Por que a análise temática vai dar errado antes de você perceber
Análise temática é um método para identificar, organizar e interpretar padrões de significado em dados qualitativos como entrevistas, grupos focais e documentos. Não é resumo, não é fichamento e, definitivamente, não é qualquer coisa que você chamar de “qualitativo” sem método.
O problema é que esse é exatamente o tipo de método que parece simples de longe e revela sua complexidade quando você já está no meio do processo. As pesquisadoras chegam para a qualificação achando que fizeram análise temática e descobrem que fizeram outra coisa.
Não é falta de inteligência. É falta de familiaridade com o que o método realmente exige.

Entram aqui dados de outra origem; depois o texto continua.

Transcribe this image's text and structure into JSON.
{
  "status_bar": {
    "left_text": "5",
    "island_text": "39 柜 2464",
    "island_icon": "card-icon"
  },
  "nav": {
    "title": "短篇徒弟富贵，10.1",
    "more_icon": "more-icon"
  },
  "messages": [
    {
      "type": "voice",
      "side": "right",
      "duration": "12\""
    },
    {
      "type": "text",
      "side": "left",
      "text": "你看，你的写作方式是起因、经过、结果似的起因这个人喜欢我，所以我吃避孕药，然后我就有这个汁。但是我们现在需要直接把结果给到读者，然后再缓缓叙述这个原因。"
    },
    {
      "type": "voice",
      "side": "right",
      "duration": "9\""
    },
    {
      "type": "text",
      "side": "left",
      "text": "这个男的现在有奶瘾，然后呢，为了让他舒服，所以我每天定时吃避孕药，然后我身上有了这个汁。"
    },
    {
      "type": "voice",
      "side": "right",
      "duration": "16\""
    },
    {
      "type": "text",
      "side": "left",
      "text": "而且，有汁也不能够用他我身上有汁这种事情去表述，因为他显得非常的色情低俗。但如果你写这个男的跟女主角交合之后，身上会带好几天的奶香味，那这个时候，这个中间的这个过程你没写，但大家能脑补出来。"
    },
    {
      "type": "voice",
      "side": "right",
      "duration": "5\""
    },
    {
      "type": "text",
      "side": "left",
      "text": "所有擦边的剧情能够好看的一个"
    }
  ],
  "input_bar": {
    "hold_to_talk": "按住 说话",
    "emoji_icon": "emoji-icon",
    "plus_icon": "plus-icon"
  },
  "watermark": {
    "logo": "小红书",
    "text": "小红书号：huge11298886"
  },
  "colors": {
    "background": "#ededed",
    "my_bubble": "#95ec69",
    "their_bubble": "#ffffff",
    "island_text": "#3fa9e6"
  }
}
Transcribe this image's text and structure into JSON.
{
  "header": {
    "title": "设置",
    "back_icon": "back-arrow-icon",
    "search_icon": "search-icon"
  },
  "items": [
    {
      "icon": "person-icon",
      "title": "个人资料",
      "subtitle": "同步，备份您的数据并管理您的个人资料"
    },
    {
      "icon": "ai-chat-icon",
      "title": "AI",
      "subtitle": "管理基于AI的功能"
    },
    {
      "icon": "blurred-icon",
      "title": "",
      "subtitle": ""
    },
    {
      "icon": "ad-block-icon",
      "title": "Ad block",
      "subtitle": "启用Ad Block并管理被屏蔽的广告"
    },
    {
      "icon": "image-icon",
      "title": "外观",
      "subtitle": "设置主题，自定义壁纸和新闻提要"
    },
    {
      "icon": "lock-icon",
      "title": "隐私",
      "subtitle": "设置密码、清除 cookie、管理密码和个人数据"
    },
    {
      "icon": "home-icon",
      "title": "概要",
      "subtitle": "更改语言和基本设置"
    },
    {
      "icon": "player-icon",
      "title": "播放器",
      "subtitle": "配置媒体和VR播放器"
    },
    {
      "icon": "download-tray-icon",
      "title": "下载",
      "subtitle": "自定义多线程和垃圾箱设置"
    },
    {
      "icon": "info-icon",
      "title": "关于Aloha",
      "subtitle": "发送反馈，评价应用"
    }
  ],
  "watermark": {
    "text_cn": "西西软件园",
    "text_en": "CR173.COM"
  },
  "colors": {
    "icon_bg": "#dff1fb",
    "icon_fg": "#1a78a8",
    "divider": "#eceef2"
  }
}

É isso que quero explorar aqui: os erros mais comuns, o que cada um gera na prática, e como identificar se você está cometendo algum deles antes que a banca aponte.
Erro 1: Confundir temas com categorias descritivas
Esse é o erro mais frequente e o mais silencioso. A pesquisadora lê as entrevistas, agrupa o que as pessoas disseram sobre o mesmo assunto, nomeia cada grupo, e acha que acabou.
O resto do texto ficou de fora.